Monday, Jan. 31, 1944
Sorry Story's End
The first major scandal to besmirch a big-time war producer hit the headlines just over a year ago (TIME, Jan. 4, 1943). In Fort Wayne, Ind., and Pawtucket, R.I., the Anaconda Wire & Cable Co.* was indicted for deliberately delivering to Russia and to the U.S. Army Signal Corps equipment dangerously below standard. Last June the Fort Wayne case wound up with the maximum fine ($10,000 and costs) for Anaconda Wire, lesser fines for five officials and suspended jail sentences for three of them.

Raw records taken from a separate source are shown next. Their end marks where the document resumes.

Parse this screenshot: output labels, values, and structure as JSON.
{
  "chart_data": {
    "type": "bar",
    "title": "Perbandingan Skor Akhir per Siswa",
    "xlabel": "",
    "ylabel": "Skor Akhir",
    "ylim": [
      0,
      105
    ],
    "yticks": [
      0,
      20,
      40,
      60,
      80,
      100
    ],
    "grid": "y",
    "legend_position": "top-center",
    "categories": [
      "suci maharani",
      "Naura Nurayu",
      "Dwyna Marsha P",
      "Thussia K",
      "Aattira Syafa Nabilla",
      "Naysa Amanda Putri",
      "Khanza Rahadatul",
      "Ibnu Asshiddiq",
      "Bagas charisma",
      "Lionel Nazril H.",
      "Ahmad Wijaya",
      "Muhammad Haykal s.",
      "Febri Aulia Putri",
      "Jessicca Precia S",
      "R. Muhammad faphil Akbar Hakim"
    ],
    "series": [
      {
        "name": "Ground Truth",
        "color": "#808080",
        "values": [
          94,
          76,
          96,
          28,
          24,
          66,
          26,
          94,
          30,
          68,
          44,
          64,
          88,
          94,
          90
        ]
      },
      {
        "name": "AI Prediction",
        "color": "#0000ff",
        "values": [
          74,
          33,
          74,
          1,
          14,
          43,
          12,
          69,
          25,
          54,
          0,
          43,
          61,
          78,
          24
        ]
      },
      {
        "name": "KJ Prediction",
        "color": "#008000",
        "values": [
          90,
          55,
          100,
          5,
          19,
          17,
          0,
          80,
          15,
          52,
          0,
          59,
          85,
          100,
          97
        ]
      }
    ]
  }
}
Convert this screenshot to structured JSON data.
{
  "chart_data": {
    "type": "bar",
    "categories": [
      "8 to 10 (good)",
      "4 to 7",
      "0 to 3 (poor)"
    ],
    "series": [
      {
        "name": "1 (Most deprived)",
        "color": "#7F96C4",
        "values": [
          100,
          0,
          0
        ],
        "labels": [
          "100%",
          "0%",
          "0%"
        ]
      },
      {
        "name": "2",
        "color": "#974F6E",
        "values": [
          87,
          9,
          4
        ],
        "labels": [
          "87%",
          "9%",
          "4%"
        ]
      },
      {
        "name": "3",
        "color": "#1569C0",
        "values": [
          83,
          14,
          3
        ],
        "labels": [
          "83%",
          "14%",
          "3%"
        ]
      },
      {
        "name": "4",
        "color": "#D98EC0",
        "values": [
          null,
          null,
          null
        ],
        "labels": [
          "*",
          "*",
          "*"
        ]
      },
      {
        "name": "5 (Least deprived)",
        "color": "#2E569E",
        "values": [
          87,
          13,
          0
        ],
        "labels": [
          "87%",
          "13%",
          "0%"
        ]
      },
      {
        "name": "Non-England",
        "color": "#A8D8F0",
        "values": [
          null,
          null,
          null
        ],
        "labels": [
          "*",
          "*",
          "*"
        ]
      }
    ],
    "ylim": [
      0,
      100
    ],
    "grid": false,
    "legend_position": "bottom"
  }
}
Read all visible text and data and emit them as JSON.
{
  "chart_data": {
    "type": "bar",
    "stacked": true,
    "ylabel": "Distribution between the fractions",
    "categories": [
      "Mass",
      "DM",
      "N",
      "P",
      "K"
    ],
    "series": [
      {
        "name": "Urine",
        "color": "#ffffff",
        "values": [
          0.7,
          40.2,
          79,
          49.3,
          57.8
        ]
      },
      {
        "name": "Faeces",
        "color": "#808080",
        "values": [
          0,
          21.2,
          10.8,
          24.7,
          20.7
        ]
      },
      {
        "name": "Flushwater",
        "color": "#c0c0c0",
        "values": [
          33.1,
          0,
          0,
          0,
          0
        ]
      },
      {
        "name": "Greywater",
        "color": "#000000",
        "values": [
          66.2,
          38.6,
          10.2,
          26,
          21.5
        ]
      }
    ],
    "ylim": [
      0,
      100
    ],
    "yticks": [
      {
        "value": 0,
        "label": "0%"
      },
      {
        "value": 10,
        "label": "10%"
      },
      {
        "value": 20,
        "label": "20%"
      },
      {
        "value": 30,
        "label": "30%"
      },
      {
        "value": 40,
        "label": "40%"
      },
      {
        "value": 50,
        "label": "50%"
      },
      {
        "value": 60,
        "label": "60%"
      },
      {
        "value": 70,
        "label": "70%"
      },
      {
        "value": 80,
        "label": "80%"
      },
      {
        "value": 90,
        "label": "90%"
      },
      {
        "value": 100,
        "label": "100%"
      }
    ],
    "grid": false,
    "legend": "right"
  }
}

Last week a Providence, R.I. judge put a much more violent end to the whole sorry story. Four of the five past or present local plant men included in the indictment got jail sentences running from a year & a day to 18 months, while the fifth was put on probation "with reluctance" because he had turned State's evidence. But the big blow was dealt to the company itself. Besides the maximum fine, Judge John P. Hartigan delivered a stinging rebuke that would cost any company far more in good will than a mere $10,000. The defendants he had just sent to jail were motivated, he said, by "blind loyalty to a corporation that didn't seem to appreciate the loyalty it owed to the U.S. . . . Anaconda Wire & Cable Co. [was the] chief culprit."